Military authorities argued that the land had always belonged to them but later agreed to reduce their claim to about 3,000 acres. Coca-Cola, however, contended that what was lost deprived the project of its most productive acreage and threatened the viability of the whole venture -- since no one would want to work there when the bombing started.
There followed a dispute with the Ministry of Irrigation. The ministry contested Coca-Cola's assertion that approximately 7,500 cu- bic meters of water would be needed per acre and offered the project only 3,700 -- not enough, the company claimed, to make the project work. There were likewise disagreements, later resolved, with customs officials over the amount of duty to be paid on imported equipment.
Finally, by late 1980, its problems with the Army and the Irrigation Ministry still outstanding, Coca-Cola pulled out of the project, leaving the management entirely to its counterparts in the Ramses Agricultural Company.
The company's withdrawal came after a personal appeal for help last year by Coca-Cola president J. P. Austin to President Sadat, who apparently listened sympathetically but was himself unable to remove the obstacles. Lower level company representatives made similar approaches to other Egyptian authorities and in every case, laments one executive, they were assured the problems would be taken care of tomorrow.
"But," he says, "tomorrow never came."
That view is challenged by a senior official in Egypt's general authority for foreign investment. Too often, he says, foreign companies enter Egypt through the open door with a "take it or leave it" attitude and prove to be either unwilling or unable to adapt to local conditions.
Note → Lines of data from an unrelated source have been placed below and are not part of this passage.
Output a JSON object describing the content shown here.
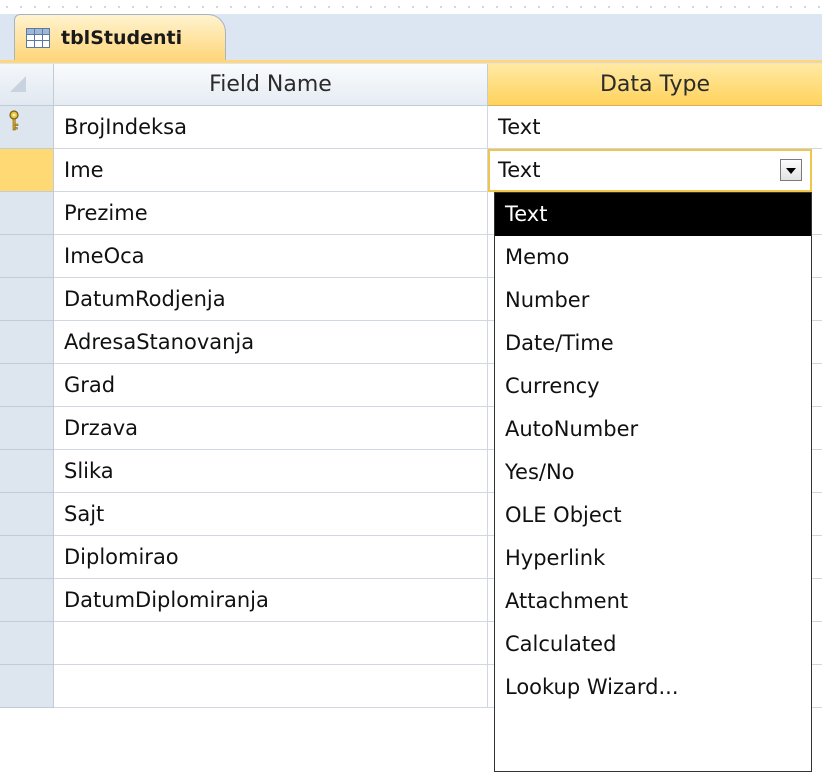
{
  "tab": {
    "label": "tblStudenti",
    "icon": "table-icon"
  },
  "headers": {
    "field_name": "Field Name",
    "data_type": "Data Type"
  },
  "rows": [
    {
      "name": "BrojIndeksa",
      "type": "Text",
      "primary_key": true
    },
    {
      "name": "Ime",
      "type": "Text",
      "current": true
    },
    {
      "name": "Prezime",
      "type": ""
    },
    {
      "name": "ImeOca",
      "type": ""
    },
    {
      "name": "DatumRodjenja",
      "type": ""
    },
    {
      "name": "AdresaStanovanja",
      "type": ""
    },
    {
      "name": "Grad",
      "type": ""
    },
    {
      "name": "Drzava",
      "type": ""
    },
    {
      "name": "Slika",
      "type": ""
    },
    {
      "name": "Sajt",
      "type": ""
    },
    {
      "name": "Diplomirao",
      "type": ""
    },
    {
      "name": "DatumDiplomiranja",
      "type": ""
    },
    {
      "name": "",
      "type": ""
    },
    {
      "name": "",
      "type": ""
    }
  ],
  "combo": {
    "value": "Text",
    "icon": "chevron-down-icon"
  },
  "dropdown": {
    "selected": "Text",
    "options": [
      "Text",
      "Memo",
      "Number",
      "Date/Time",
      "Currency",
      "AutoNumber",
      "Yes/No",
      "OLE Object",
      "Hyperlink",
      "Attachment",
      "Calculated",
      "Lookup Wizard..."
    ]
  },
  "colors": {
    "tab_gradient_top": "#fff3cf",
    "tab_gradient_bottom": "#ffd67a",
    "current_row_selector": "#ffd973",
    "selector_column": "#dde5ef",
    "dropdown_selected_bg": "#000000",
    "dropdown_selected_text": "#ffffff"
  }
}
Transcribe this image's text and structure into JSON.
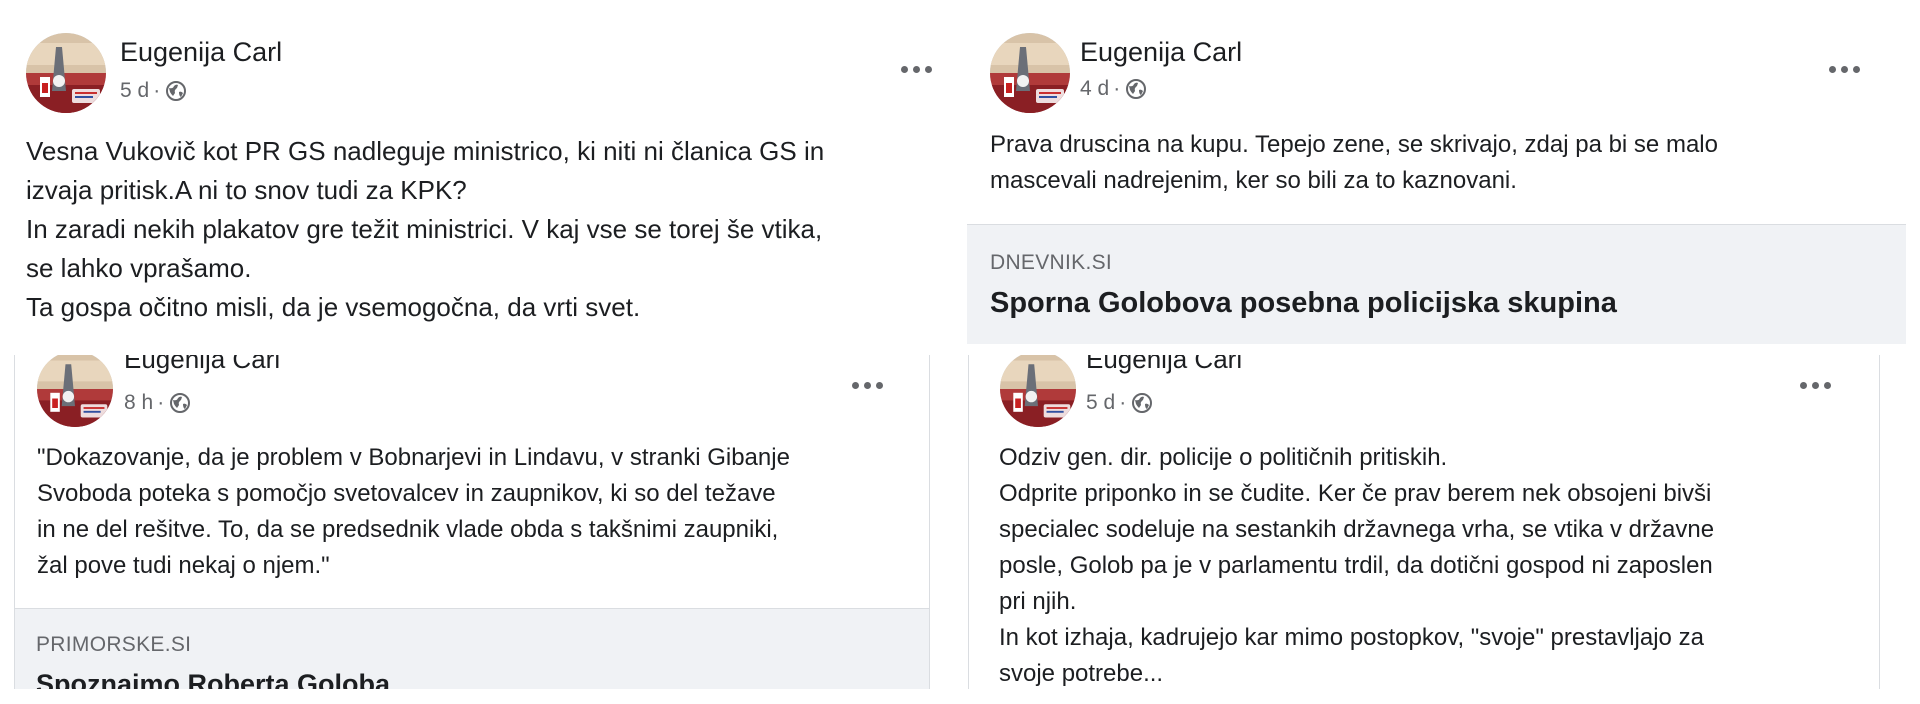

Coca-Cola, the authority points out, would have been able to import its machinery and supplies completely duty-free and would have enjoyed both a tax holiday amounting to 17 years and a discount in the cost of electric power. The Army, it is asserted, had agreed to give up control over nearly half the acres it claimed and, assures one authority official, the amount of water could have been increased gradually once the pr oject got under way.